Ces deux textes n’ont toutefois pas remis en cause le secret de l’identité de la mère. Celle-ci peut toujours demander, lors de son accouchement, la préservation du secret de son admission à la maternité et celui de son identité. C’est précisément sur cette prérogative de la mère que le Conseil constitutionnel a été amené à se pencher, en vérifiant la conformité des articles L. 147-6 et L. 222-6 du Code de l’action sociale et des familles aux droits et libertés que la Constitution garantit. Par décision n° 2012-248 QPC du 16 mai 2012, ces dispositions ont été déclarées conformes à la Constitution. Les juges ont ainsi validé le système français de l’accouchement sous X (I), comme avait déjà pu le faire la Cour européenne des Droits de l’Homme (II).
I. La conformité du système français de l’accouchement sous X à la Constitution
Les articles L. 222-6 et L. 147-6 du Code de l’action sociale et des familles, soulevés par le requérant, sont issus de la loi du 22 janvier 2002. Ils portent, respectivement, sur le droit de toute femme d’accoucher dans le secret et sur la procédure permettant la réversibilité de ce secret à la demande de l’enfant.

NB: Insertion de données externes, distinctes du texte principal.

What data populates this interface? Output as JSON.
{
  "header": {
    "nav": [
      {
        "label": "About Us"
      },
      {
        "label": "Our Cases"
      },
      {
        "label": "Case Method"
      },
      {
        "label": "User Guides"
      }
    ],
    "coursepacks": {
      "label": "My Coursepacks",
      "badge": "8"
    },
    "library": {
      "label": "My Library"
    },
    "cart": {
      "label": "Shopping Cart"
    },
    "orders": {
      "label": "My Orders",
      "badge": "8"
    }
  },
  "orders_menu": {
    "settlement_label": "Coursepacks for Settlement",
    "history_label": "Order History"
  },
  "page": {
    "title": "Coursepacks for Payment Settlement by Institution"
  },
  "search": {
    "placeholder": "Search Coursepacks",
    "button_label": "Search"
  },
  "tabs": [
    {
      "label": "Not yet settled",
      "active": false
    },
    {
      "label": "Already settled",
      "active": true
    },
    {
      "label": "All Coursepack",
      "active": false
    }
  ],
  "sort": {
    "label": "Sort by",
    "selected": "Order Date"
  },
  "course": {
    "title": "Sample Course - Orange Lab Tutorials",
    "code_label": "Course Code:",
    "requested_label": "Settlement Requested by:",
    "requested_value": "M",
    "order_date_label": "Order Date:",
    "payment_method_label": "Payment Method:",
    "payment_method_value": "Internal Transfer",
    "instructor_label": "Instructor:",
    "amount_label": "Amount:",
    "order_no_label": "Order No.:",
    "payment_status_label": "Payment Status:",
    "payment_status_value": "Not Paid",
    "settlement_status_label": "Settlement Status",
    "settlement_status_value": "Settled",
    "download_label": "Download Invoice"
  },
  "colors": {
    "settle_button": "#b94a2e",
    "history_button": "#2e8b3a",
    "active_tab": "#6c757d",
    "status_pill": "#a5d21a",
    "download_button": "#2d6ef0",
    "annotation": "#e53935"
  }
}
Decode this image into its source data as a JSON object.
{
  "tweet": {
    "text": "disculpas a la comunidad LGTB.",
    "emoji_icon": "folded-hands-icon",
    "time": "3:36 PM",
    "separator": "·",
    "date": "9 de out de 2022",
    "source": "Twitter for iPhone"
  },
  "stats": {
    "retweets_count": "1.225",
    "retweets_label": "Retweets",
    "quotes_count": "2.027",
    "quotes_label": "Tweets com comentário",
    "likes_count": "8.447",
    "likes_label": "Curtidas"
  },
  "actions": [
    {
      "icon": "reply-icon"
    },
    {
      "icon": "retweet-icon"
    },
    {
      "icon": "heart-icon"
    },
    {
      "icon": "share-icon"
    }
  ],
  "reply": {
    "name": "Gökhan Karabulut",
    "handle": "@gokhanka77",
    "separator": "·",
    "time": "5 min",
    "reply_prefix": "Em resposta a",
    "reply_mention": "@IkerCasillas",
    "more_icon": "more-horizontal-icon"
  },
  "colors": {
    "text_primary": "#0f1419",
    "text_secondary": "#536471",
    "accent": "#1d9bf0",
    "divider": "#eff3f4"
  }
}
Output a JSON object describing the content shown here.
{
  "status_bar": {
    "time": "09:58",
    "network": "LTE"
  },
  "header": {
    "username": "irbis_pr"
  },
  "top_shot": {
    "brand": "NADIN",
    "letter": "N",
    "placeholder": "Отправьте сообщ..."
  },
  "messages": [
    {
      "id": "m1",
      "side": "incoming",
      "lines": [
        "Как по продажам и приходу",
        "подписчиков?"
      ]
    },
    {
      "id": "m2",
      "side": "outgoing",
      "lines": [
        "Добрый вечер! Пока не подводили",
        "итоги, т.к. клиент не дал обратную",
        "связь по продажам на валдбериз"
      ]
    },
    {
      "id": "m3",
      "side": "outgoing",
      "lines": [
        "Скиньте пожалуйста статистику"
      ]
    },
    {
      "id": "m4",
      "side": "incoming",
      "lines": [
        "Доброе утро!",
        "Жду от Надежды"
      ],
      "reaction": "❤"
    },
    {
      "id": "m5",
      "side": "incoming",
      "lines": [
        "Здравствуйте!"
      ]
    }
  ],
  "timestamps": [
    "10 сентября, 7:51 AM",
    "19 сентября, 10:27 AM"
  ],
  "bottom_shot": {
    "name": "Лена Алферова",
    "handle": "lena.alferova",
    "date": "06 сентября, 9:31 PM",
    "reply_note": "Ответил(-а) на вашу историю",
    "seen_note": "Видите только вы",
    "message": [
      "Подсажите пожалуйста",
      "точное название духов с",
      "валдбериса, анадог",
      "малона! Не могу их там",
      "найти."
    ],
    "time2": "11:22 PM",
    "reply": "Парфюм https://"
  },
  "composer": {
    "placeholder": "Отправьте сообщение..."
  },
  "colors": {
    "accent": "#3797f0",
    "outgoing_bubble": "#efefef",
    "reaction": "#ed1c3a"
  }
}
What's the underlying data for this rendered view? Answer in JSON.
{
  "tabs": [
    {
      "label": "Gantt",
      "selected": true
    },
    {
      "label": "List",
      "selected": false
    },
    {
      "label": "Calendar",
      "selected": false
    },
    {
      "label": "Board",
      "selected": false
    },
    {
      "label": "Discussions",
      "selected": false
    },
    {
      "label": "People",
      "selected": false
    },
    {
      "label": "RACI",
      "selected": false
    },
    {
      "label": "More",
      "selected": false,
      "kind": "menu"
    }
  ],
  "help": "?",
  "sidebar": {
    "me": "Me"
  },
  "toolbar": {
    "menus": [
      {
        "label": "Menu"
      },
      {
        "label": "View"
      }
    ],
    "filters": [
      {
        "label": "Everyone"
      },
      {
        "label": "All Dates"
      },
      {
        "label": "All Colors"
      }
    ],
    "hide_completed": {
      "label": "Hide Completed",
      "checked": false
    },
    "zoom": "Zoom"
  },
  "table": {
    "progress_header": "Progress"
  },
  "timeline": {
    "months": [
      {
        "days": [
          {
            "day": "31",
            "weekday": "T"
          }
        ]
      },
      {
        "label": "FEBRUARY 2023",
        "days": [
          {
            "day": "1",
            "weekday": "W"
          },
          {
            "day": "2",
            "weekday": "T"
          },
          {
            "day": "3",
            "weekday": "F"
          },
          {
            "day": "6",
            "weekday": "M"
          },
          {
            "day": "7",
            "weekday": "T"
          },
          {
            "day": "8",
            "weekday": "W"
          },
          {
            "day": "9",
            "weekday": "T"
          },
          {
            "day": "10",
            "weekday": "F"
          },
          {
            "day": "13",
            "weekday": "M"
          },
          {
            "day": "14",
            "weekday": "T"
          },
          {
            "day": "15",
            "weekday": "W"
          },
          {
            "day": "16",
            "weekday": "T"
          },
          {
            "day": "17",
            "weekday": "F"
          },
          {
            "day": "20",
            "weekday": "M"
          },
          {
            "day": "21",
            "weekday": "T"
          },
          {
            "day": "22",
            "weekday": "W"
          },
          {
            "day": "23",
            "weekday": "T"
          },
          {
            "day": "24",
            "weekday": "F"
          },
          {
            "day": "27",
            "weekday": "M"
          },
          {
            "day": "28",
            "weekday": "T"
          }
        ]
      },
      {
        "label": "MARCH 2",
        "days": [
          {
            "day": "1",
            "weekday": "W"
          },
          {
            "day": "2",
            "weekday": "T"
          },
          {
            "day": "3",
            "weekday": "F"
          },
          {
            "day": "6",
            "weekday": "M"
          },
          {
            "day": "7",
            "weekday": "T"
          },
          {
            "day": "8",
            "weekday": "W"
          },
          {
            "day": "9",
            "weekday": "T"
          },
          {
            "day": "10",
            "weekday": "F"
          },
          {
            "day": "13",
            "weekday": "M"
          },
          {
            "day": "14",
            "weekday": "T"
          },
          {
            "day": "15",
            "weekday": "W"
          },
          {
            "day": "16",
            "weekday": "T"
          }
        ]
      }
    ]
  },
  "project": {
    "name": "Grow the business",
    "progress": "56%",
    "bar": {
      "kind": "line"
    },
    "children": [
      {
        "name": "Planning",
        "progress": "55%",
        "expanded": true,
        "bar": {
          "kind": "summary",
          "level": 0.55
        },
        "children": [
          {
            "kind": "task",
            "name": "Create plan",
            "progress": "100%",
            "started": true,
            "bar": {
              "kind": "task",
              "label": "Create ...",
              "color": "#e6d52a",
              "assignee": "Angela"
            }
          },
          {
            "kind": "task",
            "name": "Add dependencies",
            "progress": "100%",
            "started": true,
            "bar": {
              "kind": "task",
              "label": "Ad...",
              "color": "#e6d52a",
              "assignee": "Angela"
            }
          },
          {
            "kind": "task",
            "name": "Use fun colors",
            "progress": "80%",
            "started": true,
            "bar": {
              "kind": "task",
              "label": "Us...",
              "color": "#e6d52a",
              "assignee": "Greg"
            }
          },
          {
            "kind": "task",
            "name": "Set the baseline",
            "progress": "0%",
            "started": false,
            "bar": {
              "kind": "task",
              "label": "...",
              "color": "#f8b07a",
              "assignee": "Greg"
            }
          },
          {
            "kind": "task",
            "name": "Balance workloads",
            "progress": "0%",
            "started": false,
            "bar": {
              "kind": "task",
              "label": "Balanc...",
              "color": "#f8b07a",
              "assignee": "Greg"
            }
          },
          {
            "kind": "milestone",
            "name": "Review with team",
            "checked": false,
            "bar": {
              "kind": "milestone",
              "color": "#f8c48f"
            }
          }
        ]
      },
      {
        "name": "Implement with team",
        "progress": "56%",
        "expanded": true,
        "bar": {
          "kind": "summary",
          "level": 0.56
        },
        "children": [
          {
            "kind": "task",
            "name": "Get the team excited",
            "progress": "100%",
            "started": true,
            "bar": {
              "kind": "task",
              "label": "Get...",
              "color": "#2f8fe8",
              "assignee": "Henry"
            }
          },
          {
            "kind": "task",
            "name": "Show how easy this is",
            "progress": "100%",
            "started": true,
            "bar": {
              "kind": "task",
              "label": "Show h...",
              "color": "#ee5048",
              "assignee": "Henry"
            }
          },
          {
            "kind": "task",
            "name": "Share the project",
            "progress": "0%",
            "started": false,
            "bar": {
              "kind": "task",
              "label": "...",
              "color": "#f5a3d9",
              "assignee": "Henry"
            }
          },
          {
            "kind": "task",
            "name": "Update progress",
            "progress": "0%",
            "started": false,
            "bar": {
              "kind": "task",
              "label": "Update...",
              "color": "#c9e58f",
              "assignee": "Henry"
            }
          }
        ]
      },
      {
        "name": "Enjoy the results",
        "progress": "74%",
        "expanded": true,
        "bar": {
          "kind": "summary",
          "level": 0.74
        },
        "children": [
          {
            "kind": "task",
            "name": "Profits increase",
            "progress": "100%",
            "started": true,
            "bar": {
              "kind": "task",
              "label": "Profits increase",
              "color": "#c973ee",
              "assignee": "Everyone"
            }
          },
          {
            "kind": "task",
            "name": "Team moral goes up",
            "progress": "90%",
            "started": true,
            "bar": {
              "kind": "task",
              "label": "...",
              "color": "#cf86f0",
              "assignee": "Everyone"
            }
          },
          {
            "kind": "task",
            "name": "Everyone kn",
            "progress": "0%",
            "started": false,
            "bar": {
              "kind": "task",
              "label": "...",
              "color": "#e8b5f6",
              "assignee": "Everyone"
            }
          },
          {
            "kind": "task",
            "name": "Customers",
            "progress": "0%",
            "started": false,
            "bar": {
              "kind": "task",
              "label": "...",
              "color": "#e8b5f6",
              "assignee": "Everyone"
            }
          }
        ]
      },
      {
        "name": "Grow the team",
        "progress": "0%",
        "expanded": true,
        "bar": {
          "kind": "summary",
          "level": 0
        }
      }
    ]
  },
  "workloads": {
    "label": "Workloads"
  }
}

La conformité de l’accouchement sous X à la Constitution a donc été vérifiée tant au regard de la possibilité pour la mère de demander le secret (A), que de celle de le lever (B).
A. La possibilité de demander le secret
Si la possibilité de demander le secret de son identité lors de l’accouchement apparaît comme une faculté offerte aux femmes de longue date, elle n’a pourtant été consacrée par le Code civil qu’avec la loi du 8 janvier 1993. Elle était jusqu’alors seulement régie par des textes à vocation sociale et apparaissait comme une simple garantie de discrétion assurée à la mère, sans prétendre avoir quelque répercussion sur la filiation de l’enfant. Avec la loi de 1993, le secret est abordé sous l’angle du droit civil et devient de droit. L’accouchement sous X fait son entrée dans le Code civil. Il s’insère, tout d’abord, à l’article 62 garantissant qu’en cas d’accouchement sous X, les informations relatives à la mère ne soient pas inscrites sur l’acte de naissance. On le retrouve, ensuite, à l’article 341 instaurant une fin de non-recevoir à l’action judiciaire de la filiation maternelle en matière d’accouchement sous X. Il est, enfin, présent à l’article 341-1 de l’époque – aujourd’hui, article 326 – qui dispose que « lors de l’accouchement, la mère peut demander que le secret de son admission et de son identité soit préservé ». La lecture de ce dernier texte laisse apparaître la distinction très nette, réalisée par le législateur, entre le secret de l’admission et le secret de l’identité de la mère. Le premier est lié à la prise en charge financière de la mère à l’hôpital. Ce secret est celui auquel les textes ont toujours fait référence. Il concerne ici un fait matériel, objectif, celui de l’accouchement, de la naissance. Par la loi de 1993, le législateur lui a ajouté le secret de l’identité de la mère et c’est alors que l’accouchement est devenu anonyme.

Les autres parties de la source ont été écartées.